Hershey, Mondelez, Kraft Heinz Come Together to Push S'mores
When it comes to candy, Mondelez International and Hershey Co. are fierce competitors. But the two marketers have united, along with Kraft Heinz. Co., for a new campaign that seeks to generate a bigger sales bang from s'mores season.
A video launching today on social media promotes Hershey's chocolate, Kraft Heinz's Jet-Puffed marshmallows and Mondelez's Honey Maid graham crackers as ingredients for the timeless campfire treat.
But the stars of the spot are a bunch of cute kids who go camping for the first time -- in Brooklyn's Fort Greene Park of all places. The kids have also never had s'mores. So the video shows them frolicking in the park and ending their adventure with the gooey treats. Instead of a campfire, the kids use a grill.
The goal is to extend the summer s'mores season, which tends to taper off as summer begins fading to fall and thoughts turn to heading back to school, said Stacie Stauffer, a senior brand manager at Hershey. Although the kids are first-time s'mores eaters, the strategy is to drive repeat consumption by all s'mores fans. Or as Ms. Stauffer said, "How do we get those people who make that first set of s'mores to make that second set of s'mores?"
The three companies have been working together to push s'mores at retail since 2007, but this is the first time they have extended the campaign beyond stores. The agency is Droga5, which is Honey Maid's regular agency. The brands will send s'mores kits to 100 people selected at random who share the video on social media and tag it with "#ShareSmore" and "#PickMe." Fans are also asked to share their first s'mores experience.

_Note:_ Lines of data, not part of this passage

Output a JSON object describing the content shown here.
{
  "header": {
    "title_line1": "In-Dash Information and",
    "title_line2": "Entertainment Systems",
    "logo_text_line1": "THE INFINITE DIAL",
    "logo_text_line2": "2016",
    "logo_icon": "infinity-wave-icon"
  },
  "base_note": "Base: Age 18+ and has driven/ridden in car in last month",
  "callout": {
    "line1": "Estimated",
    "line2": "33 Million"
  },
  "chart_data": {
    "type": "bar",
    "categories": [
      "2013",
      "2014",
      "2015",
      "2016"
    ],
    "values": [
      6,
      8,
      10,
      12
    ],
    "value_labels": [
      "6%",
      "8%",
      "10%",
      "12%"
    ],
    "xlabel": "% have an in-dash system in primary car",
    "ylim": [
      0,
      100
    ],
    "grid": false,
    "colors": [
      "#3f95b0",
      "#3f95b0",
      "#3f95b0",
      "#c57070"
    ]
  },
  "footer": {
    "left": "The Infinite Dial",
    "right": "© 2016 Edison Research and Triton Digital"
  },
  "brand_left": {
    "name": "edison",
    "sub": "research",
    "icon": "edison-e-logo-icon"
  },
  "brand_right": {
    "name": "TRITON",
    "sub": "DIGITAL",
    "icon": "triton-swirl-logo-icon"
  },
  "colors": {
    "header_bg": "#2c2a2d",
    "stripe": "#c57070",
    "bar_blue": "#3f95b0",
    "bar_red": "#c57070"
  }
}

While Hershey and Mondelez compete in other categories, that dynamic "never really comes up for us," Ms. Stauffer said. "It really goes back to the consumer opportunity," she added, noting that the three companies share costs equally on the program.
S'mores history dates back to at least 1927 when the recipe for the treat was published in a Girl Scout handbook. These days, some 2.3 million s'mores are consumed each summer in the U.S., according to Hershey. Ms. Stauffer said s'mores are a "major, major growth driver" for Hershey. On an average summer day, an estimated 110,000 pounds of Hershey's chocolate is used for s'mores, according to the brand.
S'mores seem to be gaining in popularity elsewhere, including at restaurants and grocery stores as the treat is popping up in a variety of forms. For instance, Starbucks sells a "toasted s'mores tart," and Mondelez's Oreo brand recently came out with a s'mores variety.
But Ms. Stauffer said she is not worried about the new competition.
S'mores is all about "the roasting of the marshmallow, how you put it together, the stories, the laughs, the dripping of the marshmallow and chocolate," she said. "And that's nothing that the flavor-oriented items or a packaged snack can really deliver against."